Peanut butter is filling because of its high protein and fiber levels. That means that people who are dieting will have an easier time sticking to their plan. The protein helps people retain muscle mass while dieting, which is vital for healthy weight changes — people want to lose fat, not muscle. Having healthy muscles lets your metabolism stay high, making you burn calories even when you aren’t active. The fiber also helps blood sugar stay steady — without spikes upsetting your day! Peanut butter may be high in calories, but it has a low GI score.

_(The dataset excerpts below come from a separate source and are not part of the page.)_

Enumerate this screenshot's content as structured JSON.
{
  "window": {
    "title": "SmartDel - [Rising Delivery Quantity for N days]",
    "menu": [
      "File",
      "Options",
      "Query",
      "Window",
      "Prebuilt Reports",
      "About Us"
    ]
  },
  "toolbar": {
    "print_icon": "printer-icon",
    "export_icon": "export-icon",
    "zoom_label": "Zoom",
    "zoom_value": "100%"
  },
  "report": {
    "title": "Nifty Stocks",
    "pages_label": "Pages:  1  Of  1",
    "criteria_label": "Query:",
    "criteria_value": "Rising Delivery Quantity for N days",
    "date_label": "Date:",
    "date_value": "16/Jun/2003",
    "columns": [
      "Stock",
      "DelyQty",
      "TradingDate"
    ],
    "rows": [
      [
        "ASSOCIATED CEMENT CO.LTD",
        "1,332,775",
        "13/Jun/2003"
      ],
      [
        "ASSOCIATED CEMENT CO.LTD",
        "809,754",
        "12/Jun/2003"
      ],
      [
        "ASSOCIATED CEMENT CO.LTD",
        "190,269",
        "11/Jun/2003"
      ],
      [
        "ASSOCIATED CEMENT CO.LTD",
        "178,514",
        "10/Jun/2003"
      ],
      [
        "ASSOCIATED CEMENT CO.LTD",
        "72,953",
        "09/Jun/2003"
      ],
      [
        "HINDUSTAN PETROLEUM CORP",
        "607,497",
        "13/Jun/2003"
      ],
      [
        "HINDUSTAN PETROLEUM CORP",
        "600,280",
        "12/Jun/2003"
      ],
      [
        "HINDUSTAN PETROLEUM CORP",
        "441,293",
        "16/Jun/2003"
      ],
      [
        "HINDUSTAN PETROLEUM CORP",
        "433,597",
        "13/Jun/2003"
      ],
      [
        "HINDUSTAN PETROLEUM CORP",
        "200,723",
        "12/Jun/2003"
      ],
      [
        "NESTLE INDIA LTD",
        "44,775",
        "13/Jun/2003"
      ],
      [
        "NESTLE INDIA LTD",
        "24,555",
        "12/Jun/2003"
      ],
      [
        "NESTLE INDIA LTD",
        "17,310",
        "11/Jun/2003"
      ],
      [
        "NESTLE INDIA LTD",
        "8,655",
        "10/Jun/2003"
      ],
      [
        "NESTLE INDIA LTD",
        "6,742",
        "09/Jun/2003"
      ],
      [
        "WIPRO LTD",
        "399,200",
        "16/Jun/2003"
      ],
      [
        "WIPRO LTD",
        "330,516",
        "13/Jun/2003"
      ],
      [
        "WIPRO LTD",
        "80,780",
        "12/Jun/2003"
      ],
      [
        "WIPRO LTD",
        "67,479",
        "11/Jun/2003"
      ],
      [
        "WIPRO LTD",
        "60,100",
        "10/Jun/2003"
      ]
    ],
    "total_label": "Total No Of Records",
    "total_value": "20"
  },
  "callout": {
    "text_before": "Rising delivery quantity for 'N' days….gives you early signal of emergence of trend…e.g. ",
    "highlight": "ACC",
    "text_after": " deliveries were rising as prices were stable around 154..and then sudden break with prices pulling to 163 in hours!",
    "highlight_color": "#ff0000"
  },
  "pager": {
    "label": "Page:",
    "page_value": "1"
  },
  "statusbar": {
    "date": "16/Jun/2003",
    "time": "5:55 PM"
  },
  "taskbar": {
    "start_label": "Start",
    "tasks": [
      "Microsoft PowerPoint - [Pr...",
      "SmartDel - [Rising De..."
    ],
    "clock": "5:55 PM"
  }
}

In the past, we’ve talked about the many benefits of nuts. But in a study with blood tests, researchers saw that peanut butter was better at suppressing appetite for longer. The scientists saw that people who ate peanuts and peanut butter had higher levels of the peptide YY, which makes you feel full after a meal. The people who ate the butter had higher levels than people who ate the whole nuts. However, if you’re more of a whole-nut fan, you can use them in the place of other things. For instance, try replacing croutons with peanuts. They have a crunch but aren’t as carb-heavy! Or, add a handful to homemade popcorn for a treat!

Always be sure to read labels. Peanut butter can be high in added sugar and salt. You want to find out what’s in it. It can also have added fat to stabilize the spread. Peanut butter tends to separate, but all you need to do is give it a stir, and it will be good as new. All good peanut butter should have is peanut butter and a little salt. Go for one with low amounts of sodium and sugar on the label. Also, be sure you’re getting peanut butter and not “peanut butter spread.” Calling it a spread is a sure sign of additives.

Most supermarkets carry natural peanut butter. It used to be viewed as a specialty and was pricey. However, it’s becoming a staple, and brands are bringing out very reasonably priced versions that are selling at the same price as other jars on the shelf.

Crunchy peanut butter is higher in fiber, but smooth has more protein. You can’t lose either way — pick what you like and fits your purposes best. Hopefully, you’ll be enjoying peanut butter and staying full soon, without worrying about inches on your waist!